The other stack was of pictures
after she left him. She had written a note in black pen on the
back of each snapshot. Her hand was shaky: she was dying. She
was trying to share her life with him while she still could.
He couldn't look at them. He tossed the stack into the box.
At the bottom of the box he found
two fat books he hadn't noticed before. He opened one; it had
ruled pages, full of her smooth script, and dates. Diaries, or
journals. The other book was the earlier. August 30, 1946, the
first entry: Dearest Harry, Three days ago your father
forced me to leave. At this point I don't know if I'll ever see
you again, but I have decided to keep this diary, that you may
one day read and, I hope, understand what I will try to tell
you as truthfully as I can. . . . He shut the book. She
was already trying to share her life with him, her hand wasn't
even shaky yet. She must have started dying right away. He ruffled
the last few pages of the second book. The handwriting there
was shaky. He felt strangely reassured.
He put the books in the box and
the box on the side table. He turned off the lamp and lay on
the bed. A glow of streetlights reflected on snow came through
the dormer window. It wasn't enough to clear his mind. The green
ivy and brown trellises and orange flowers were black now. Downstairs
was a living room, a dining room, a kitchen, and a bathroom beneath
the stairs. He had excused himself from the table to use that
bathroom, and had seen the only other room under there, a laundry
room with a washer and drier and utility sink, a hamper of dirty
laundry, and an ironing board leaning against the wall. There
was nothing else downstairs, no bedrooms. That left the upstairs:
a junk closet, a washroom, and three bedrooms. A room for Liza,
a room for Mrs. Ammons, and a room for his mother. This room.
Except this wasn't his mother's room. It was the guest room.
Where did his mother sleep, then? In Mrs. Ammons' room. Were
there two separate bed's there, or one? No, not then,
Mrs. Ammons had said. He believed we had, though.
No, not then. That meant later they did. One bed in Mrs. Ammons'
room, where Margo and Becky had sex with each other.
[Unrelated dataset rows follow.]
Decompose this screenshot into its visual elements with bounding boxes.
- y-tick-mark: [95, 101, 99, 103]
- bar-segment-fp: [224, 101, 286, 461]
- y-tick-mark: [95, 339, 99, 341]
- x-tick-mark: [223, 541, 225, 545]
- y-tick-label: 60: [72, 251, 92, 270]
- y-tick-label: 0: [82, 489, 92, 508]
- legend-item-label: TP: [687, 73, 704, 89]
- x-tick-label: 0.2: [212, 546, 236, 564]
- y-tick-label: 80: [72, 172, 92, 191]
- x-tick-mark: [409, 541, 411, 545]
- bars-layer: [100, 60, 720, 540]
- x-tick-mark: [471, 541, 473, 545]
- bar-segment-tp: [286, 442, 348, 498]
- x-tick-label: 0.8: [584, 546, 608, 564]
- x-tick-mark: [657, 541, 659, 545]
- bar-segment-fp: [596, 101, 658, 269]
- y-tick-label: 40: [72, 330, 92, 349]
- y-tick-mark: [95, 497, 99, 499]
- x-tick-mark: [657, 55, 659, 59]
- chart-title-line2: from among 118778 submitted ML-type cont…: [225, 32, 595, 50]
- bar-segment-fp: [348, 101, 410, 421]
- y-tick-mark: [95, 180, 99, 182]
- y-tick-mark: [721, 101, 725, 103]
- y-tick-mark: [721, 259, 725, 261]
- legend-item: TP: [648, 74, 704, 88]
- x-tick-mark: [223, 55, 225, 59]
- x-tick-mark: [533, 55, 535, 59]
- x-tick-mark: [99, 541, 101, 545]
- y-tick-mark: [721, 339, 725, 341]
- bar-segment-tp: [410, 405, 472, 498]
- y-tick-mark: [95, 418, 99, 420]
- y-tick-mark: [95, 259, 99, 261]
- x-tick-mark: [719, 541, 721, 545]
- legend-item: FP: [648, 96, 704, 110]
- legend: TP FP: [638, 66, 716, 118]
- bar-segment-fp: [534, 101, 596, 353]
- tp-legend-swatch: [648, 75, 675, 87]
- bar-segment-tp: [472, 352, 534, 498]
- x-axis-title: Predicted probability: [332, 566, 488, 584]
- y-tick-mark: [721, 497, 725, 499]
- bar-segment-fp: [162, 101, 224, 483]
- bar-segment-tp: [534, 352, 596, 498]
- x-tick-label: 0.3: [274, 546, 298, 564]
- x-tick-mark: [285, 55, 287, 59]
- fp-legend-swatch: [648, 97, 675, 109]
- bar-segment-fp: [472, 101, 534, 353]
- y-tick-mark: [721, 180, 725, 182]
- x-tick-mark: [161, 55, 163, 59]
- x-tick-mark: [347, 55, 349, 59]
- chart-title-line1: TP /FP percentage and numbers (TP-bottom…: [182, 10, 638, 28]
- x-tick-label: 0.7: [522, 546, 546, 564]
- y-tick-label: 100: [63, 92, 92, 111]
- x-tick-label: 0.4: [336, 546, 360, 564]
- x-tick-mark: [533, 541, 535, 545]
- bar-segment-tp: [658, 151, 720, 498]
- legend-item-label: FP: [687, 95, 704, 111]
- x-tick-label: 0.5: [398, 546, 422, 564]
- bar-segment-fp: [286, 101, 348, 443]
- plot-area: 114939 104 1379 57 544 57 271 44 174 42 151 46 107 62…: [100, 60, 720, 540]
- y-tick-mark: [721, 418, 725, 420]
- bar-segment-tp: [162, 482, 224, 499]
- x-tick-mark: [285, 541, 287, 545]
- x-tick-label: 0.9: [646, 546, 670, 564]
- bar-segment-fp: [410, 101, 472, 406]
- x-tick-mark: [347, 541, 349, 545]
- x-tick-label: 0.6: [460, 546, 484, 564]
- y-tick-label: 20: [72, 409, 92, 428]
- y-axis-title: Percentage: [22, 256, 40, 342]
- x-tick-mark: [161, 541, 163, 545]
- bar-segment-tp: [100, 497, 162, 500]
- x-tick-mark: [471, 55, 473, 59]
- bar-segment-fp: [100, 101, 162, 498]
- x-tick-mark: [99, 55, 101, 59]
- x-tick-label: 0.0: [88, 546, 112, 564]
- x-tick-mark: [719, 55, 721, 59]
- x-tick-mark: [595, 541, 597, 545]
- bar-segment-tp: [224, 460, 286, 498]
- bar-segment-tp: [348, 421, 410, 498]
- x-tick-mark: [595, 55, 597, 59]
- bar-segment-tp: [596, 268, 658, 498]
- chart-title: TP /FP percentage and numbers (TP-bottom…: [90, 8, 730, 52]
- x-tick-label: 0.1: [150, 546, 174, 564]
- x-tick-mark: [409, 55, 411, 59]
A buddy on-ship had once shown
him a dirty magazine with two women naked in bed together. In
one picture they were having sex, and in the next a man was in
bed with them. Now he saw his mother and Becky in the first picture,
and for the first time in his life he understood his father.
Some time later he awoke, shivering
in the dark. It was still dark out; he sat up and held his left
hand in the window to read his wristwatch. Quarter to five. Mrs.
Ammons and Liza must have gone to bed hours ago.
He hadn't unpacked anything, and
his coat was on the coathook downstairs by the front door. He
had only to carry his duffel bag down, which was awkward enough
down those horrible stairs — it was a wonder his mother hadn't
broken her neck years ago, long before the cancer even had a
chance at her. He leaned his duffel against the door so he could
put on his coat, and took the burden up again. He locked the
door carefully behind him, walked down the path he had shoveled,
leaving the first footprints in two inches of new snow, and went
through the gate. He shut it carefully, too, took a last look
at his mother's house, and turned up the walk. With each step
on the snowy street his mind grew clearer and clearer.